Presbyterians who oppose the planned ordination of a gay Madison man have filed a complaint with the national church in hopes of derailing the process.
The action attempts to reverse a decision by a regional governing body of the Presbyterian Church (USA) to ordain Scott Anderson, 54, who has said he has been in a committed relationship with a man for 19 years.
The church's constitution bars non-chaste gays and lesbians from the ministry. However, candidates for ordination can file an objection based on conscience, which Anderson did.

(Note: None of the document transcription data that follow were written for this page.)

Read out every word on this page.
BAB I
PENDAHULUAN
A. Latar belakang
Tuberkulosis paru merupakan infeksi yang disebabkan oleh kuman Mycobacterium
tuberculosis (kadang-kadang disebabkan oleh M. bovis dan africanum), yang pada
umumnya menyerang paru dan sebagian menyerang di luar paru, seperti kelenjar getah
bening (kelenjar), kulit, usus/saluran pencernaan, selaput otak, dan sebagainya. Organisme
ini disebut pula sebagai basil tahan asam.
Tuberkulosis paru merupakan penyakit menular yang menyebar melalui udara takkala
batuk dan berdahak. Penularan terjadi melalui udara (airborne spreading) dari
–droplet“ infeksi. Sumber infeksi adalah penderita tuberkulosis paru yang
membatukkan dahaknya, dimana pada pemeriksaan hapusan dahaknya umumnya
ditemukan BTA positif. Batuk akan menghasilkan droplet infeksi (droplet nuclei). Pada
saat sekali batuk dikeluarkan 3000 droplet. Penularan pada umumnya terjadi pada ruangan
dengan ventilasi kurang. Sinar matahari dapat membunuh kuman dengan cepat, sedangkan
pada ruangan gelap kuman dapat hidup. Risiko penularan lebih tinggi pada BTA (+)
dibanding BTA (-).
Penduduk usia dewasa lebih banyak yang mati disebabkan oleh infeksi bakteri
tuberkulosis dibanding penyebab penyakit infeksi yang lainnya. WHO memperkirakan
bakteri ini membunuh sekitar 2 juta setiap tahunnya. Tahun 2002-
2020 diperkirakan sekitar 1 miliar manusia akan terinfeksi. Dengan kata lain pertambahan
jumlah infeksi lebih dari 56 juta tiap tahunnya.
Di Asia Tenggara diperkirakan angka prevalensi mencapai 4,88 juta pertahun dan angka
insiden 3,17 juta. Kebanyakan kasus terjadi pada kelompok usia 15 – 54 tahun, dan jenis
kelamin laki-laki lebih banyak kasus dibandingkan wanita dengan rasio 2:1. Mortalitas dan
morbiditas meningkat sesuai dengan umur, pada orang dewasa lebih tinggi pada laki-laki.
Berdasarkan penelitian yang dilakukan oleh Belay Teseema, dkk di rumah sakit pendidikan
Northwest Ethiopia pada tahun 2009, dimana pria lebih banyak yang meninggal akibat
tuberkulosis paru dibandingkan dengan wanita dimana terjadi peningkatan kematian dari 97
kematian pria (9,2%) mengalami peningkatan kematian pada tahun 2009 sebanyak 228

The regional governing body — called the John Knox Presbytery — voted 81-25 on Feb. 20 to ordain Anderson. Supporters said Anderson's departure from official teaching was not serious enough to overshadow his ministry gifts.
Opponents have appealed the decision to the synod level, the next step in the church hierarchy.
The complaint was brought by the board of Caledonia Presbyterian Church, a 60-member church in rural Portage, and its pastor, the Rev. Paula Bremer.
Also listed as complainants are the Rev. James Gunn, campus chaplain at the University of Dubuque in Dubuque, Iowa; the Rev. Alan Crandall, an adjunct professor at the University of Dubuque; the Rev. James Scaife, a member-at-large of the presbytery; and Jerry Indermark, a parishioner of Caledonia Presbyterian Church and a representative to the presbytery.
"We are hoping this complaint will bring some certainty to the situation within (the national church) regarding ordination standards," said Whitman Brisky, the complainants' attorney.
Brisky has asked the synod to stay Anderson's May 15 ordination while the appeals process plays out.
Anderson said he anticipated the complaint and expects the appeals process to last a year or more.